The Mother of All Awkward or How To Bite a Ten-Month-Old
Demure Becomes You, acrylic, antique cookbook, cardboard on canvas, 60″x60″, 2007, Stuart Sheldon
We all have ex lovers. Encountering them later in life, when the wheel has turned, takes us to strange places.
My wife’s ex-boyfriend and his wife had us over for brunch one sunny Sunday when Kai was 10 months. Jodi dated this charming, barrel-chested man for quite some time. And his quick wit, passionate eyes and clear love for his own 10-month-old boy induced a kinship in me. Still, as we sipped mimosas and the tots crawled amongst the multi-hued, Playskool sprawl, I sensed he still had a thing for her.
I did my best to smile and engage, though I was mostly bored when we sat down to a lovely spread served on wedding gift trays. The ex sat at one end of the table and I at the other, with our wives on either side of the middle and the boys in highchairs. Their adorable son sat no more than a foot from me, and a few bites into my bagel and lox, he and I began a serious game of peek-a-boo.
I’m feeling pretty connected with my new pal, as our peek-a-boo game morphed into “I’m gonna eat you!” where he’d stick his pudgy fingers, all gooey with spit, close to my face, and I’d open my mouth and pretend to chomp them like an alligator.

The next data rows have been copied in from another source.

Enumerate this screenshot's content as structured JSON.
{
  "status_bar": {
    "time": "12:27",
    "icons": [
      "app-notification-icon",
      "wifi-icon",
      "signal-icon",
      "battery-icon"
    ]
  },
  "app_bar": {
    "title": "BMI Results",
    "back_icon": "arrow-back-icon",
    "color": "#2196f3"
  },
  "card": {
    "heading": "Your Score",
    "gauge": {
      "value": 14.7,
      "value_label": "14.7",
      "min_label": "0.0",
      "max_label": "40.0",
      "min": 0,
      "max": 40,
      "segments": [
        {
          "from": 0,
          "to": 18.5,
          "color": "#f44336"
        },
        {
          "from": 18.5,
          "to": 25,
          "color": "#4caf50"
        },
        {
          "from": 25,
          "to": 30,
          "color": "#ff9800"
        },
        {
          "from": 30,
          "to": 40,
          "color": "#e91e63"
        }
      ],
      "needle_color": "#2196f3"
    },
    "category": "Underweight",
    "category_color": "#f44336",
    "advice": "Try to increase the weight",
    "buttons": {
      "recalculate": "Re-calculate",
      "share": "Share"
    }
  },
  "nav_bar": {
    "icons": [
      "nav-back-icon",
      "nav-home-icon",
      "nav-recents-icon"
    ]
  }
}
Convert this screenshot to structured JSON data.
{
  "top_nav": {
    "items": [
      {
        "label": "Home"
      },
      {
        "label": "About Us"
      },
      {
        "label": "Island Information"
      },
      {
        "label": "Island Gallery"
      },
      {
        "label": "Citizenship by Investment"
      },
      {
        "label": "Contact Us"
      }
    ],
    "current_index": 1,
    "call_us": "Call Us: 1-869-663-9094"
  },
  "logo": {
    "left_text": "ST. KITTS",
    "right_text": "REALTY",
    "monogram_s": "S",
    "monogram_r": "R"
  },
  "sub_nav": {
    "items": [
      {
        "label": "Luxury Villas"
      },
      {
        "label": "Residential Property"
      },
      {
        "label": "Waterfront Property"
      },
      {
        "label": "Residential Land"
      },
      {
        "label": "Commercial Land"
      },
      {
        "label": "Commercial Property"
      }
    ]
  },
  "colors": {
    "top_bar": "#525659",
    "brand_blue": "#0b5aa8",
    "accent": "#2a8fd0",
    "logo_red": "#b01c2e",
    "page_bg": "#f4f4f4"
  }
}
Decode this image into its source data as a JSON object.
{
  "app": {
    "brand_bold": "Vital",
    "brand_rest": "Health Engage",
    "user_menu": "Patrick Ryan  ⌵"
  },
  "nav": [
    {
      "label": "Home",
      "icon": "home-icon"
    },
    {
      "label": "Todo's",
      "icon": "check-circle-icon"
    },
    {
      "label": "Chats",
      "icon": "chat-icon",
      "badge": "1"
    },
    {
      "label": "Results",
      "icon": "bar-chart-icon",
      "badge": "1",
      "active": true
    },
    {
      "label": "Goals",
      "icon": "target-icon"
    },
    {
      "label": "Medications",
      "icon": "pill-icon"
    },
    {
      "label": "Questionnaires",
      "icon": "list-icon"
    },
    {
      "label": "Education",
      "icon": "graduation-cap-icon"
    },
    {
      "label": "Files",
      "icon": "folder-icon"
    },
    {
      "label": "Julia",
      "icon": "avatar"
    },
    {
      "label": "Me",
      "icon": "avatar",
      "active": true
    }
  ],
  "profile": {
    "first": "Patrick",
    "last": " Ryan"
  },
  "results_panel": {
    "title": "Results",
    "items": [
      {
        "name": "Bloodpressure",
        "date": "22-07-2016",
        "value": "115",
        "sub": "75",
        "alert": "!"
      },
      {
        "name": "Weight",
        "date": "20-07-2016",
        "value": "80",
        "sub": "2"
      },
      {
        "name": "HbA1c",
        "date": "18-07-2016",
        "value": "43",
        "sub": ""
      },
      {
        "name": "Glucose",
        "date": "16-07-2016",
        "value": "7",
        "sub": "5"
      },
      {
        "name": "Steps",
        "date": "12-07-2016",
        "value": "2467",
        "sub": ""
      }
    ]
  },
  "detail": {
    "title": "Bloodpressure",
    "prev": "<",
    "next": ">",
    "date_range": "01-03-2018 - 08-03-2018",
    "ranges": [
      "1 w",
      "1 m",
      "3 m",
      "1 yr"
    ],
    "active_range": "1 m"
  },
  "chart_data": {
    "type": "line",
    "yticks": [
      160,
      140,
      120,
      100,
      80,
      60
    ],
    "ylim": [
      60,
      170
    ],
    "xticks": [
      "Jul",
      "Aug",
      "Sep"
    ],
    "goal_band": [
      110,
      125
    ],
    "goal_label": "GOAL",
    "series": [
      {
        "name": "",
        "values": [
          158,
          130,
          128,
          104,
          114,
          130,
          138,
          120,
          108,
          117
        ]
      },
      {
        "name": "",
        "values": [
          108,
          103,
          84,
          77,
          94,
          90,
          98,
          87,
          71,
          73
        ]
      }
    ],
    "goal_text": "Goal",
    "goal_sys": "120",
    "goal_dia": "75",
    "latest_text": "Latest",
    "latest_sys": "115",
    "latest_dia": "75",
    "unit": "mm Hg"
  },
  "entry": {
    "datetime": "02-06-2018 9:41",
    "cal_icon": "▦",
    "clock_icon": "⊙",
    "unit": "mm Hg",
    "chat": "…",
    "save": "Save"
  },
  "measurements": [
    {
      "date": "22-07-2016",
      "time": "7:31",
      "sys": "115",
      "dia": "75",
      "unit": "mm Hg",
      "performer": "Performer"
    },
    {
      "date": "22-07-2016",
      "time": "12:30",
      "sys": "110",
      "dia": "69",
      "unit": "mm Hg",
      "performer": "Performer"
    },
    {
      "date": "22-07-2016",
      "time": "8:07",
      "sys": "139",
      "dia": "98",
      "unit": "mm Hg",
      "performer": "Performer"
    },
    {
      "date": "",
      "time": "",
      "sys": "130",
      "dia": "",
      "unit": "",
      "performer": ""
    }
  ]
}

Giggle. Open. Chomp. Giggle. Repeat.
As the adults chatted, I took a sip from my champagne glass and turned back to my smiling cohort. His hand was out, his eyes eager. I opened my mouth and leaned slowly forward, then lunged and bit down. Only this time, he failed to remove his hand in time. I’ll never forget that look, incredulity defined. How could you do such a thing to a friend his eyes implored for several beats … till replaced by a shattering scream. Mother bear jumped up and scooped the wounded cub whose tender paw bore clear bite marks.
The ex looked at me with a slight head tilt that said, it’s bad enough you snagged the chick I loved. Now you need to attack my kid. What kind of asshole bites a baby?
I’ve suffered no shortage of curl-up-and-die moments in my life, but this was new terrain. “I accidentally bit his fingers,” I stammered. “We were playing a game … I can’t believe it … We were playing … and I was pretending to bite him and then his hand …” I couldn’t finish my thoughts, still in disbelief myself. Jodi looked at me with a mix of revulsion, curiosity and dark humor.
This comedy of errors reminded me of the five blind men that petted different parts of the elephant. The one touching the trunk thought elephants were long and snaky. The one on the tusks thought they were hard and pointy … and so on. Limited perspective will do that. Jodi’s ex did not know me well at all. In effect, all he got to touch was my teeth.
I’m a baby expert. Ask me anything!
I spent the first two years of my son’s life as a full-time, stay-at-home daddy. Diapers, bottles, pinkie in the mouth, BabyCenter.com, Gymboree, Happiest Baby On the Block … been there, swaddled that. We even made our own organic baby food. Me hurting a baby is like Mother Teresa bitch-slapping a leper.
Stay-at-home daddy – I got this.
The shrieking and my feckless apologizing eventually abated, and we resumed our meal under an unspoken pall of how much longer till the baby biter freak gets the hell outta here. Not surprisingly, we were not invited back.
To ex lovers of Jodi or mine I say, thank you for the wisdom our interactions provided on this arduous journey of the heart.
And should we meet again, please know that I’ve bitten no children since.